The automaker didn't indicate whether the model names would change.
Other remaining models—the tC and xB—will be eliminated, Toyota said.
Toyota, as expected, is putting a positive spin on the news, with the automaker crediting the Scion brand with bringing "new, younger customers" to dealers.
"I think it's a positive," Stephen Beatty, vice-president of Toyota Canada, said in an exclusive interview with Motoring TV. "It's a positive because Scion brought younger buyers to Toyota, but (also) because Scion's all about small cars and so is the Canadian marketplace."
Others, however, aren't so convinced.
A general manager from a Canadian Toyota dealership that sells Scion vehicles admitted that he "drank the Kool-Aid" when the brand was launched in Canada, but quickly came to a different conclusion.
"From Day 1 we told Toyota (Canada) it was a stupid idea," said the manager, who requested anonymity to protect his relationship with his corporate counterparts.
"They took what was a great success in the (United States) but by the time it came to Canada it was already failing."
The numbers seem to back up his claim.
Scion, which was launched nationwide in the U.S. in 2004, sold 99,259 in its first full year on the market south of the border, according to Automotive News data.
It hit a peak of 173,034 vehicles sold in the U.S. in 2006 before rapidly declining to 57,961 in 2009—the year before Scion was introduced to the Canadian market.

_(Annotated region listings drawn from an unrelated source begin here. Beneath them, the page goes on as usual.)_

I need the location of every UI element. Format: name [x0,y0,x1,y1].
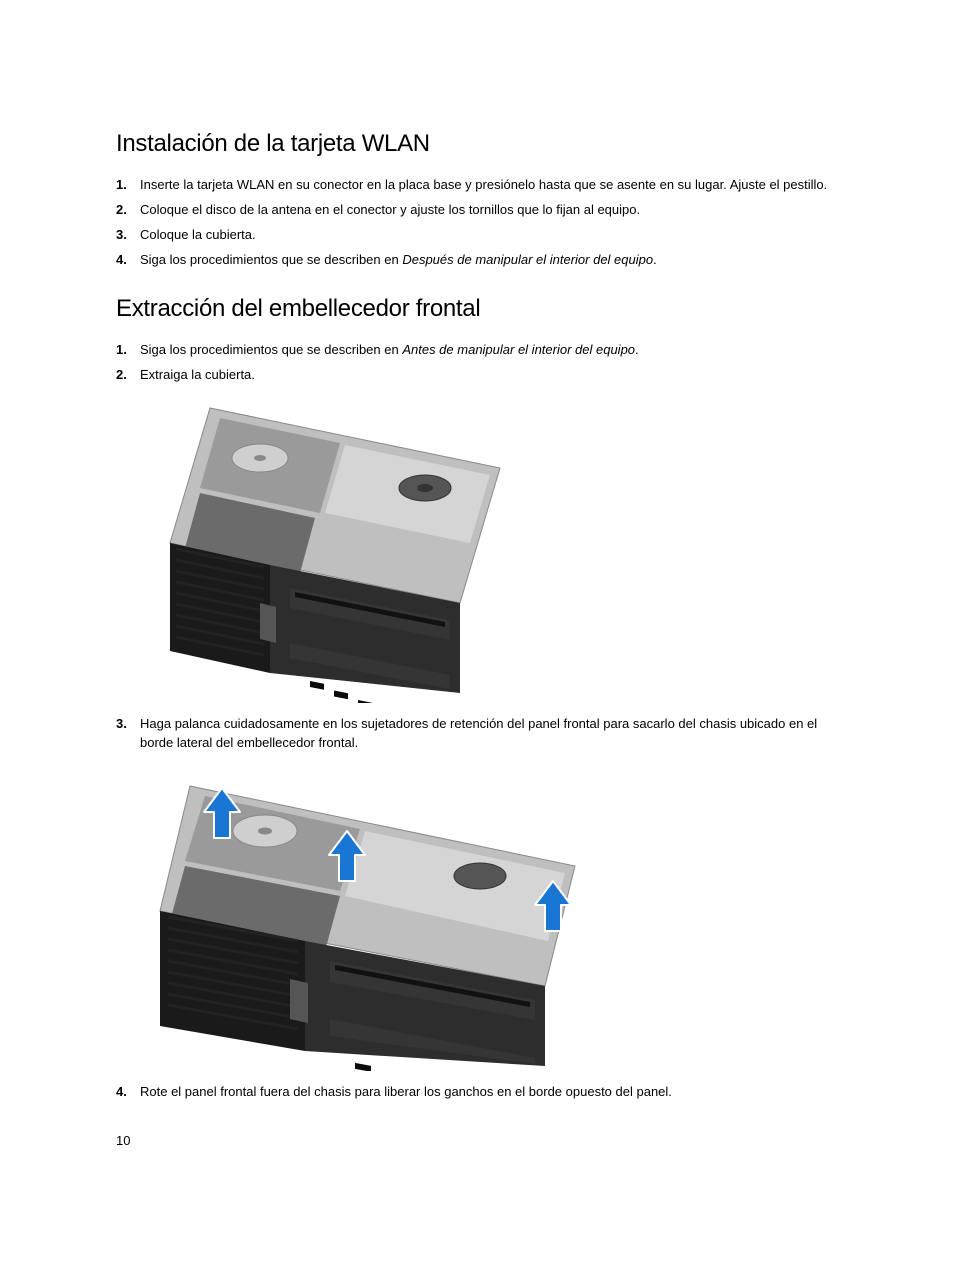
step-item: 3. Haga palanca cuidadosamente en los su… [116,715,846,753]
step-text-italic: Después de manipular el interior del equ… [402,252,653,267]
step-number: 4. [116,1083,140,1102]
step-text-italic: Antes de manipular el interior del equip… [402,342,635,357]
step-number: 2. [116,201,140,220]
steps-list-wlan: 1. Inserte la tarjeta WLAN en su conecto… [116,176,846,269]
step-item: 4. Siga los procedimientos que se descri… [116,251,846,270]
step-number: 3. [116,715,140,753]
step-text: Rote el panel frontal fuera del chasis p… [140,1083,846,1102]
step-item: 3. Coloque la cubierta. [116,226,846,245]
step-text: Coloque la cubierta. [140,226,846,245]
step-item: 1. Siga los procedimientos que se descri… [116,341,846,360]
step-number: 1. [116,341,140,360]
step-text: Siga los procedimientos que se describen… [140,341,846,360]
section-heading-bezel: Extracción del embellecedor frontal [116,295,846,323]
step-number: 1. [116,176,140,195]
step-item: 4. Rote el panel frontal fuera del chasi… [116,1083,846,1102]
figure-chassis-arrows [140,761,846,1071]
step-item: 1. Inserte la tarjeta WLAN en su conecto… [116,176,846,195]
step-text-suffix: . [635,342,639,357]
figure-chassis-open [140,393,846,703]
page-number: 10 [116,1133,130,1148]
step-text: Siga los procedimientos que se describen… [140,251,846,270]
step-text-suffix: . [653,252,657,267]
chassis-illustration-icon [140,393,520,703]
step-text: Extraiga la cubierta. [140,366,846,385]
step-number: 2. [116,366,140,385]
steps-list-bezel-cont: 3. Haga palanca cuidadosamente en los su… [116,715,846,753]
step-number: 4. [116,251,140,270]
step-text: Inserte la tarjeta WLAN en su conector e… [140,176,846,195]
step-text: Haga palanca cuidadosamente en los sujet… [140,715,846,753]
step-number: 3. [116,226,140,245]
step-item: 2. Coloque el disco de la antena en el c… [116,201,846,220]
chassis-arrows-illustration-icon [140,761,595,1071]
step-text: Coloque el disco de la antena en el cone… [140,201,846,220]
steps-list-bezel: 1. Siga los procedimientos que se descri… [116,341,846,385]
step-item: 2. Extraiga la cubierta. [116,366,846,385]
steps-list-bezel-final: 4. Rote el panel frontal fuera del chasi… [116,1083,846,1102]
section-heading-wlan: Instalación de la tarjeta WLAN [116,130,846,158]
step-text-prefix: Siga los procedimientos que se describen… [140,342,402,357]
step-text-prefix: Siga los procedimientos que se describen… [140,252,402,267]
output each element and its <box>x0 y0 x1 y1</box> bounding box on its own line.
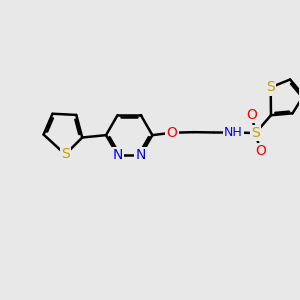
Text: O: O <box>246 108 257 122</box>
Text: S: S <box>61 148 70 161</box>
Text: N: N <box>136 148 146 162</box>
Text: S: S <box>251 126 260 140</box>
Text: S: S <box>266 80 275 94</box>
Text: O: O <box>166 126 177 140</box>
Text: N: N <box>112 148 123 162</box>
Text: NH: NH <box>224 126 243 139</box>
Text: O: O <box>255 145 266 158</box>
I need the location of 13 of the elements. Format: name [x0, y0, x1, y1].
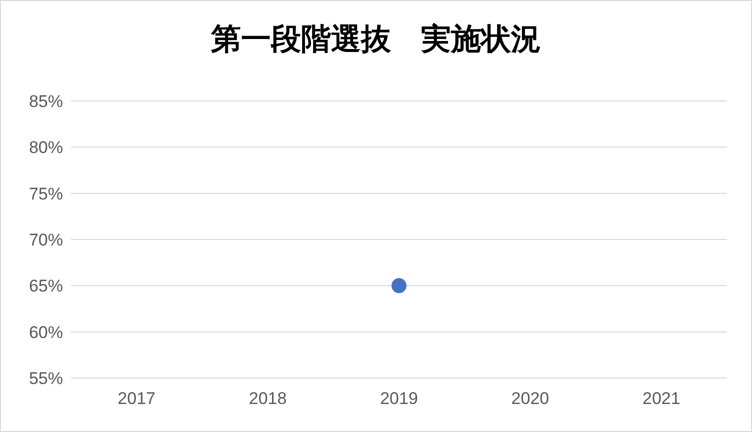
x-tick-label: 2017: [118, 389, 156, 408]
x-tick-label: 2021: [642, 389, 680, 408]
x-tick-label: 2018: [248, 389, 287, 408]
chart-title: 第一段階選抜 実施状況: [210, 21, 542, 59]
y-tick-label: 55%: [28, 369, 63, 388]
y-tick-label: 85%: [28, 92, 63, 112]
x-tick-label: 2019: [380, 389, 418, 408]
x-tick-label: 2020: [511, 389, 550, 408]
y-tick-label: 80%: [28, 138, 63, 158]
y-tick-label: 60%: [28, 322, 63, 342]
y-tick-label: 70%: [28, 230, 63, 250]
y-tick-label: 75%: [28, 184, 63, 204]
y-tick-label: 65%: [28, 276, 63, 296]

The manager said his dealership shelled out more than $250,000 for signage and other materials in the lead-up to Scion's 2010 Canadian launch, but the writing was already on the wall for the flagging marquee.
U.S. Scion sales plummeted a record-low 45,678 in 2010.
The dealership manager said there is nothing inherently wrong with Scion-branded vehicles, but a lack of brand recognition combined with poor marketing choices are responsible for killing Scion.
"There's nothing wrong with the cars—the cars are fantastic," he said, noting that brand was targeting a market that doesn't traditionally buy cars, let alone new ones.
"The people who they launched it to take (public transit) or Uber," he said of the young, urban demographic the automaker was targeting.
Still, Toyota in convinced that Scion "achieved its goals," with 50 per cent of its customers under 35 years old.
The manager anticipates a near-instant turnaround for the models that the automaker transitions to the Toyota marquee.